Governance and RBAC¶
Governance ensures workloads adhere to organizational rules and limits access to what’s necessary. RBAC ensures that users and services can perform only authorized actions. Quotas and limits protect cluster stability.
- Why it matters
Over-permissioned service accounts and lack of quotas can lead to resource exhaustion or security breaches.
Best Practices¶
- Set ResourceQuotas and LimitRanges in all namespaces.
- Disable auto-mounted default service accounts.
- Use granular RBAC roles per application/service.
Policy Enforcement¶
Policies enforce organizational standards across multiple teams and namespaces. Policy agents validate Kubernetes resources at admission time and prevent violations. This improves trust, especially in shared clusters.
- Why it matters
Without policy controls, different teams may unknowingly violate security, compliance, or architectural standards.
Best Practices¶
- Use OPA Gatekeeper or Kyverno for image and label policies.
- Restrict ingress hostname duplication.
- Allow only known domains in ingress rules.
Cluster Hardening¶
Hardening the cluster base ensures your platform is built on secure, stable foundations. Cluster hardening includes setting admission controls, auditing, and avoiding insecure defaults. Tools like kube-bench
simplify this process.
- Why it matters
The default configuration of many clusters exposes dangerous features. Attackers often target misconfigured control planes.
Best Practices¶
- Run
kube-bench
to check compliance with CIS benchmarks. - Disable access to cloud metadata APIs from pods.
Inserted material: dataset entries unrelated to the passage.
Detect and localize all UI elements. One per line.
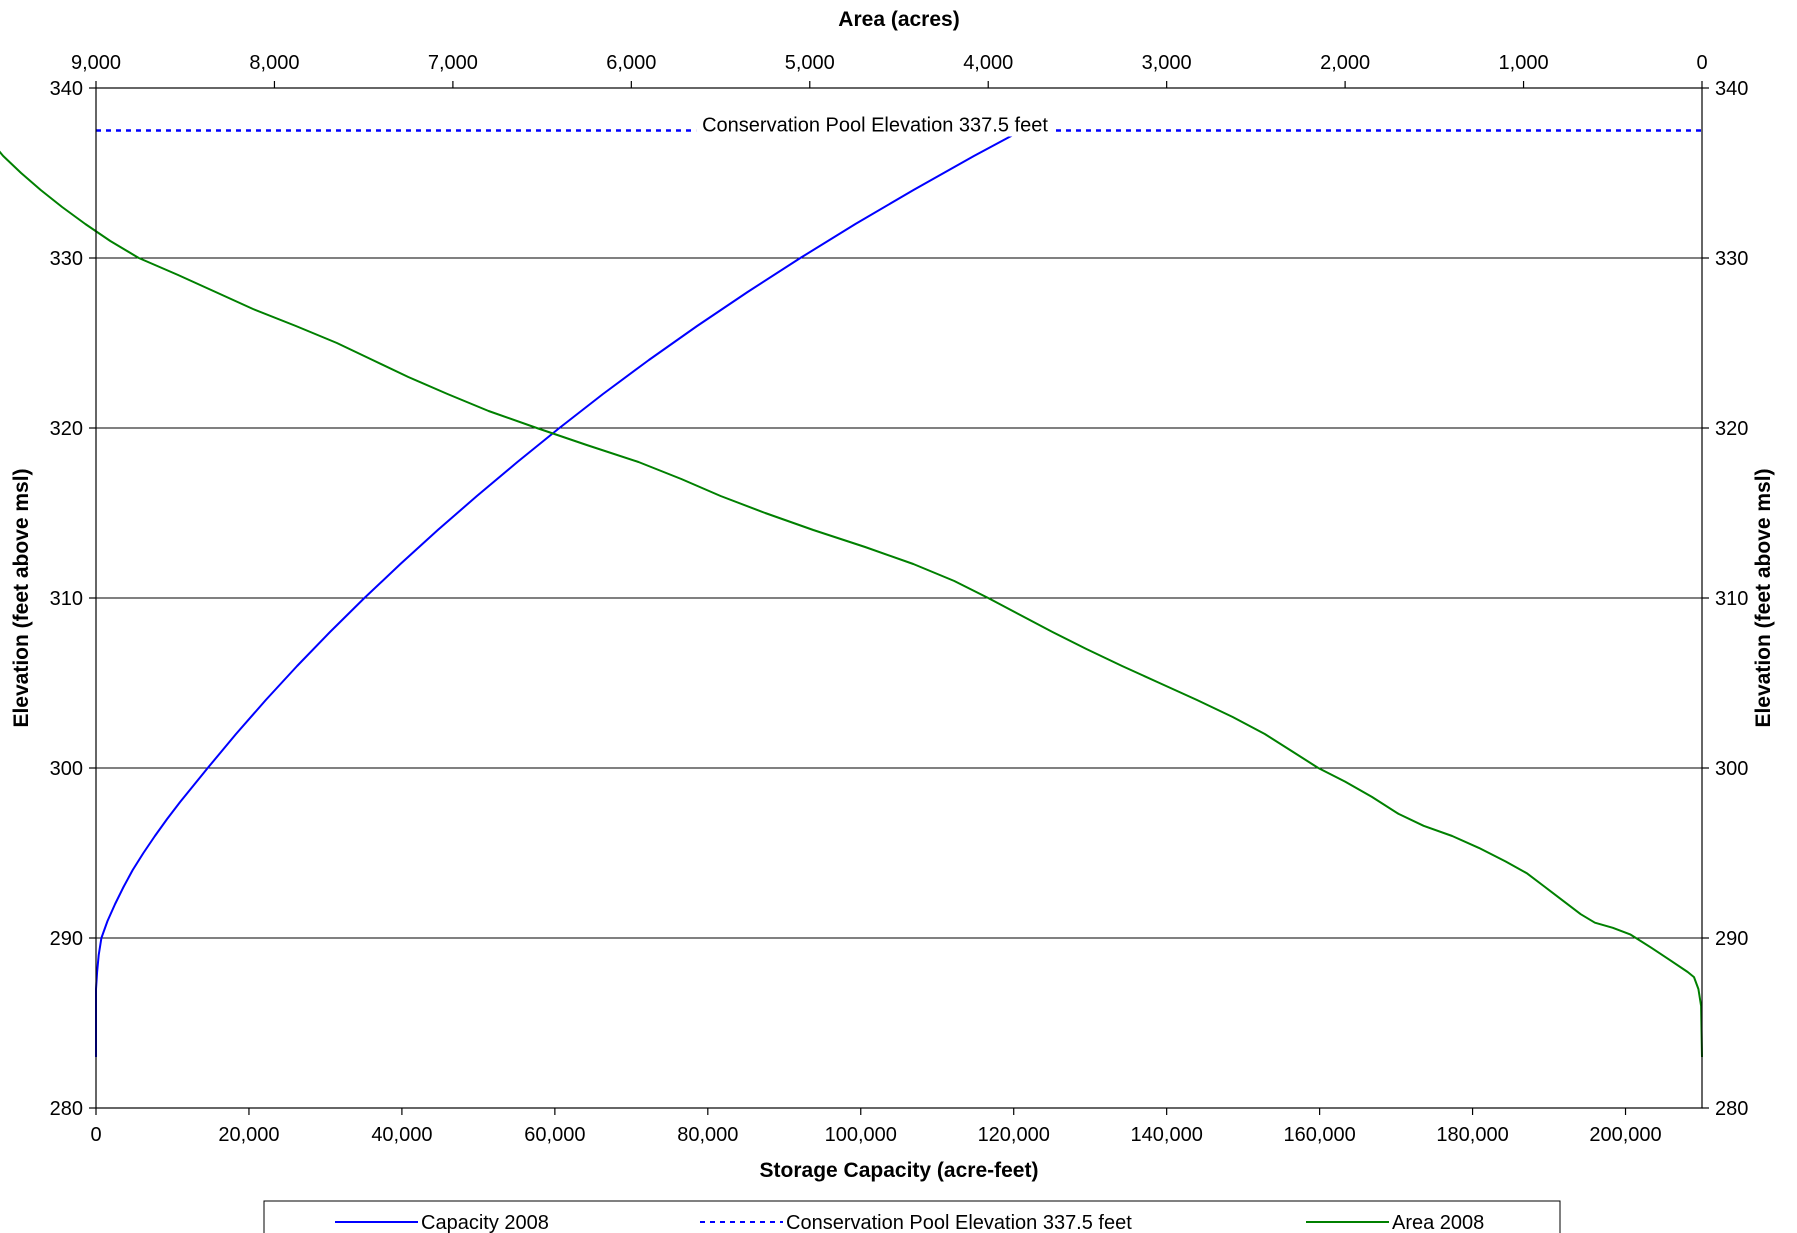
top-x-tick-label: 8,000 [249,52,299,74]
series-line-capacity-2008 [95,129,1022,1057]
y-tick-label: 300 [50,758,83,780]
top-x-tick-label: 1,000 [1499,52,1549,74]
top-x-tick-label: 9,000 [71,52,121,74]
series-line-area-2008 [0,150,1703,1058]
x-tick-label: 180,000 [1436,1124,1508,1146]
y-tick-label: 320 [50,418,83,440]
y-axis-title: Elevation (feet above msl) [10,468,33,727]
right-y-tick-label: 280 [1715,1098,1748,1120]
right-y-tick-label: 290 [1715,928,1748,950]
series-layer [0,129,1703,1058]
axes: 0 20,000 40,000 60,000 80,000 100,000 120,000 1… [50,52,1749,1146]
legend: Capacity 2008 Conservation Pool Elevatio… [263,1200,1561,1233]
legend-box [263,1200,1561,1233]
x-tick-label: 160,000 [1283,1124,1355,1146]
top-x-tick-label: 5,000 [785,52,835,74]
x-tick-label: 40,000 [371,1124,432,1146]
top-x-tick-label: 6,000 [606,52,656,74]
top-x-tick-label: 0 [1696,52,1707,74]
y-tick-label: 330 [50,248,83,270]
y-tick-label: 340 [50,78,83,100]
x-tick-label: 200,000 [1589,1124,1661,1146]
top-x-tick-label: 2,000 [1320,52,1370,74]
x-tick-label: 100,000 [825,1124,897,1146]
x-tick-label: 80,000 [677,1124,738,1146]
right-y-tick-label: 310 [1715,588,1748,610]
annotation-background [696,124,1055,137]
top-x-tick-label: 3,000 [1142,52,1192,74]
x-tick-label: 120,000 [978,1124,1050,1146]
right-y-axis-title: Elevation (feet above msl) [1752,468,1775,727]
legend-label-conservation-pool: Conservation Pool Elevation 337.5 feet [786,1212,1132,1233]
legend-label-area: Area 2008 [1392,1212,1484,1233]
x-tick-label: 60,000 [524,1124,585,1146]
x-tick-label: 140,000 [1131,1124,1203,1146]
top-x-tick-label: 7,000 [428,52,478,74]
conservation-pool-annotation: Conservation Pool Elevation 337.5 feet [702,115,1048,137]
y-tick-label: 280 [50,1098,83,1120]
legend-label-capacity: Capacity 2008 [421,1212,549,1233]
y-tick-label: 310 [50,588,83,610]
right-y-tick-label: 340 [1715,78,1748,100]
y-tick-label: 290 [50,928,83,950]
x-tick-label: 20,000 [218,1124,279,1146]
gridlines [96,257,1702,939]
right-y-tick-label: 320 [1715,418,1748,440]
top-x-tick-label: 4,000 [963,52,1013,74]
top-x-axis-title: Area (acres) [838,8,959,31]
x-axis-title: Storage Capacity (acre-feet) [760,1159,1039,1182]
right-y-tick-label: 330 [1715,248,1748,270]
x-tick-label: 0 [90,1124,101,1146]
right-y-tick-label: 300 [1715,758,1748,780]
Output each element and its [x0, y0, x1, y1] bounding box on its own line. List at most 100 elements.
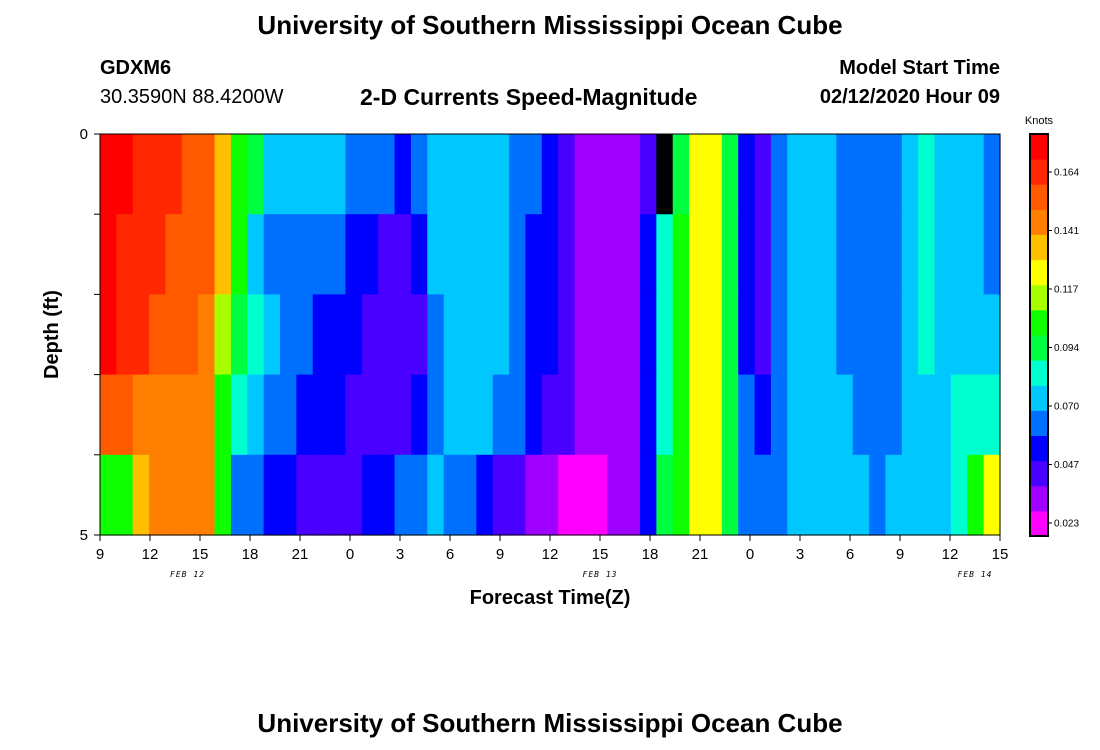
heatmap-cell — [345, 134, 363, 215]
legend-swatch — [1030, 134, 1048, 160]
legend-swatch — [1030, 485, 1048, 512]
y-tick-label: 0 — [80, 126, 88, 143]
heatmap-cell — [410, 214, 428, 295]
heatmap-cell — [116, 214, 134, 295]
date-label: FEB 12 — [170, 570, 205, 579]
heatmap-cell — [460, 374, 477, 456]
heatmap-cell — [165, 374, 183, 456]
heatmap-cell — [607, 134, 625, 215]
x-tick-label: 18 — [642, 546, 659, 563]
heatmap-cell — [394, 294, 412, 376]
heatmap-cell — [181, 214, 199, 295]
heatmap-cell — [312, 294, 330, 376]
heatmap-cell — [558, 454, 576, 536]
heatmap-cell — [869, 294, 887, 376]
heatmap-cell — [950, 454, 968, 536]
heatmap-cell — [378, 294, 396, 376]
heatmap-cell — [230, 374, 248, 456]
heatmap-cell — [738, 374, 756, 456]
heatmap-cell — [918, 454, 936, 536]
heatmap-cell — [689, 374, 707, 456]
y-axis-title: Depth (ft) — [41, 290, 63, 379]
legend-tick-label: 0.047 — [1054, 460, 1079, 471]
heatmap-cell — [869, 454, 887, 536]
heatmap-cell — [230, 214, 248, 295]
model-start-label: Model Start Time — [839, 57, 1000, 79]
heatmap-cell — [803, 454, 821, 536]
heatmap-cell — [901, 294, 919, 376]
heatmap-cell — [100, 454, 117, 536]
legend-tick-label: 0.141 — [1054, 226, 1079, 237]
heatmap-cell — [852, 374, 870, 456]
heatmap-cell — [918, 374, 936, 456]
heatmap-cell — [247, 294, 265, 376]
heatmap-cell — [509, 134, 527, 215]
heatmap-cell — [607, 214, 625, 295]
heatmap-cell — [100, 134, 117, 215]
heatmap-cell — [525, 294, 543, 376]
heatmap-cell — [263, 454, 281, 536]
heatmap-cell — [656, 214, 674, 295]
heatmap-cell — [541, 134, 559, 215]
heatmap-axes: 9 12 15 18 21 0 3 6 9 12 15 18 21 0 3 6 9 12 15 FEB 12 FEB 1… — [41, 126, 1008, 609]
heatmap-cell — [247, 134, 265, 215]
legend-tick-label: 0.117 — [1054, 285, 1079, 296]
heatmap-cell — [198, 454, 216, 536]
heatmap-cell — [296, 214, 314, 295]
heatmap-cell — [247, 214, 265, 295]
x-axis-title: Forecast Time(Z) — [470, 587, 631, 609]
heatmap-cell — [623, 294, 641, 376]
heatmap-cell — [656, 294, 674, 376]
x-tick-label: 6 — [446, 546, 454, 563]
color-legend: Knots 0.164 0.141 0.117 0.094 0.070 0.047 0.023 — [1025, 115, 1079, 537]
heatmap-cell — [541, 214, 559, 295]
heatmap-cell — [754, 374, 772, 456]
heatmap-cell — [460, 294, 477, 376]
heatmap-cells — [100, 134, 1001, 536]
heatmap-cell — [672, 374, 690, 456]
heatmap-cell — [738, 454, 756, 536]
heatmap-cell — [247, 454, 265, 536]
heatmap-cell — [803, 134, 821, 215]
heatmap-cell — [132, 134, 150, 215]
x-tick-label: 3 — [396, 546, 404, 563]
heatmap-cell — [950, 294, 968, 376]
heatmap-cell — [852, 294, 870, 376]
x-tick-label: 15 — [592, 546, 609, 563]
heatmap-cell — [721, 214, 739, 295]
heatmap-cell — [640, 374, 657, 456]
heatmap-cell — [885, 454, 903, 536]
heatmap-cell — [460, 214, 477, 295]
heatmap-cell — [558, 374, 576, 456]
heatmap-cell — [607, 454, 625, 536]
heatmap-cell — [312, 374, 330, 456]
heatmap-cell — [558, 294, 576, 376]
heatmap-cell — [361, 134, 379, 215]
heatmap-cell — [509, 294, 527, 376]
heatmap-cell — [149, 294, 167, 376]
heatmap-cell — [852, 134, 870, 215]
heatmap-cell — [492, 454, 510, 536]
heatmap-cell — [623, 214, 641, 295]
heatmap-cell — [296, 134, 314, 215]
heatmap-cell — [427, 214, 445, 295]
y-tick-label: 5 — [80, 527, 88, 544]
heatmap-cell — [836, 134, 854, 215]
heatmap-cell — [329, 294, 347, 376]
heatmap-cell — [410, 134, 428, 215]
heatmap-cell — [705, 134, 723, 215]
heatmap-cell — [149, 134, 167, 215]
heatmap-cell — [983, 294, 1001, 376]
heatmap-cell — [394, 134, 412, 215]
legend-title: Knots — [1025, 115, 1054, 127]
missing-data-cell — [661, 134, 670, 215]
heatmap-cell — [181, 134, 199, 215]
heatmap-cell — [869, 134, 887, 215]
heatmap-cell — [721, 134, 739, 215]
heatmap-cell — [296, 454, 314, 536]
heatmap-cell — [590, 214, 608, 295]
heatmap-cell — [803, 374, 821, 456]
heatmap-cell — [476, 214, 494, 295]
heatmap-cell — [263, 214, 281, 295]
heatmap-cell — [165, 454, 183, 536]
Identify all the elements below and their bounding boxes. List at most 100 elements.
- Disable unused alpha/beta features.
Authentication¶
Secure user and machine access to the cluster is foundational to everything else. OIDC supports identity federation and SSO. Human users should authenticate via IAM or IDPs, not service account tokens.
- Why it matters
Exposed credentials or weak access controls can compromise the entire cluster.
Best Practices¶
- Use OpenID Connect (OIDC) for user auth.
- Reserve ServiceAccount tokens for workloads only.
Final Thoughts¶
Kubernetes gives you infinite flexibility, but also infinite ways to misconfigure your stack. This checklist is the result of lessons learned across many production environments.
Whether you're a startup deploying your first service or a platform team managing dozens of clusters, take time to audit your setup against these practices.
And remember: simplicity, observability, and security always win in production.